In 1721, a woman named Mary Andrews was subjected to this punishment. After bearing with fortitude the first three whipcords, which broke from the violence of the twisting, she submitted to plead at the fourth.

Baron Carter, at the Cambridge Assizes, in 1741, ordered a prisoner, who refused to plead, to have his thumbs twisted with cords, and when that was without avail, inflicted the higher penalty of pressing. Baron Thompson, about the same time, at the Sussex Assizes, treated a prisoner in a precisely similar manner.

A like method was pursued in 1721, with Nathaniel Hawes, a prisoner who refused to plead; when the cord proved inefficacious, a weight of 250 pounds was laid upon him, after which he decided to plead. The same year seems prolific of cases of this character, there being particulars of an instance in the Nottingham Mercury of January 19th, 1721. They are included in the London news, and are as follow:[90] "Yesterday the sessions began at the Old Bailey, where several persons were brought to the bar for highway robbery, etc. Among them were the highwaymen lately taken at Westminster, two of whom, namely, Thomas Green, alias Phillips, and Thomas Spiggot, refusing to plead, the court proceeded to pass the following sentence upon them: 'that the prisoner shall be,' etc. [the usual form, as given above]. The former, on sight of the terrible machine, desired to be carried back to the sessions house, where he pleaded not guilty. But the other, who behaved himself very insolently to the ordinary who was ordered to attend him, seemingly resolved to undergo the torture. Accordingly, when they brought cords, as usual, to tie him, he broke them three several times like a twine-thread, and told them if they brought cables he would serve them after the same manner. But, however, they found means to tie him to the ground, having his limbs extended; but after, enduring the punishment for an hour, and having three or four hundredweight put on him, he at last submitted to plead, and was carried back, when he pleaded not guilty."

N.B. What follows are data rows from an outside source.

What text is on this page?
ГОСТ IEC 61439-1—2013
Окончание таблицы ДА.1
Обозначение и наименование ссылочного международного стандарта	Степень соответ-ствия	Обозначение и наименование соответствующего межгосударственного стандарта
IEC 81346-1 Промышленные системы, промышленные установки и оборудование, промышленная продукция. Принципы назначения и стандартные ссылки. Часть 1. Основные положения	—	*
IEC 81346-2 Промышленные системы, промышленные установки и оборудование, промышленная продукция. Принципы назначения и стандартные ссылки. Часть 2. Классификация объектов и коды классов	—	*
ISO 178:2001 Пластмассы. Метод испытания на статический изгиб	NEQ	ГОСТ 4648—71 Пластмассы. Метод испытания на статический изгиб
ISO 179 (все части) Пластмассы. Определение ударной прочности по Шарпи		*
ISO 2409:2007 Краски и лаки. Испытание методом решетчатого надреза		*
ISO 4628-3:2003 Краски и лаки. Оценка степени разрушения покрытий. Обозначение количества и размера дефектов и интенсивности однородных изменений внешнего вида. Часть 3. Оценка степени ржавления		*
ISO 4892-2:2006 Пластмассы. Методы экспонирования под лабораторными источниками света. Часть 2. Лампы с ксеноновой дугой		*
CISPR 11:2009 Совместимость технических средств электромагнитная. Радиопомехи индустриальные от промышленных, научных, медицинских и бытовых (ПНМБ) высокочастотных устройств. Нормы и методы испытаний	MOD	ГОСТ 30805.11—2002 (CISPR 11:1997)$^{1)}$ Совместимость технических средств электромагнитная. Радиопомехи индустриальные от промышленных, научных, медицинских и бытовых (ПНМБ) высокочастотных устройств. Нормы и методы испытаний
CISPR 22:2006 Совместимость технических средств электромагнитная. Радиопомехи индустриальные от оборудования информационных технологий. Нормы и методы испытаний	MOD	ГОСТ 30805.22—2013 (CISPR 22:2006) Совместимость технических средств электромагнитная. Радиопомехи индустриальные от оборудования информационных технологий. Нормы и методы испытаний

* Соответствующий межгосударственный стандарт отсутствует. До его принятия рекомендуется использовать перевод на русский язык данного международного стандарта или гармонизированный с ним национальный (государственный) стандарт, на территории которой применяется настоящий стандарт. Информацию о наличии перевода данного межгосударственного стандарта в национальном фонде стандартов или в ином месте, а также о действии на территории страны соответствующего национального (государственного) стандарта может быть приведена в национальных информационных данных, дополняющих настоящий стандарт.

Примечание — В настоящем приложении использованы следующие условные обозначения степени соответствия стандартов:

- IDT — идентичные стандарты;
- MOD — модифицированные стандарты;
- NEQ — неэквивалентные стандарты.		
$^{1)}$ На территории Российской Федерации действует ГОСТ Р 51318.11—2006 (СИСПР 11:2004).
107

The Rev. Mr. Willette, the ordinary of the[91] prison, in 1776, published the "Annals of Newgate," and from these we learn further particulars of the torture of the highwayman, Thomas Spiggot. "The chaplain found him lying in the vault upon the bare ground, with 350 pounds weight upon his breast, and then prayed with him, and at several times asked him why he should hazard his soul by such obstinate kind of self-murder. But all the answer that he made was, 'Pray for me; pray for me.' He sometimes lay silent under the pressure as if insensible to the pain, and then again would fetch his breath very quick and short. Several times he complained that they had laid a cruel weight upon his face, though it was covered with nothing but a thin cloth, which was afterwards removed and laid more light and hollow; yet he still complained of the prodigious weight upon his face, which might be caused by the blood being forced up thither and pressing the veins so violently as if the force had been externally on his face. When he had remained for half-an-hour under this load, and fifty pounds weight more laid on, being in all four hundred, he told those who attended him he would plead. The weights were at once taken off, the cords cut asunder; he was raised up by two[92] men, some brandy put into his mouth to revive him, and he was carried to take his trial." The practice of Peine forte et dure gave the name of "Press-yard" to a part of Newgate, and the terrible machine above referred to was probably in the form of a rack.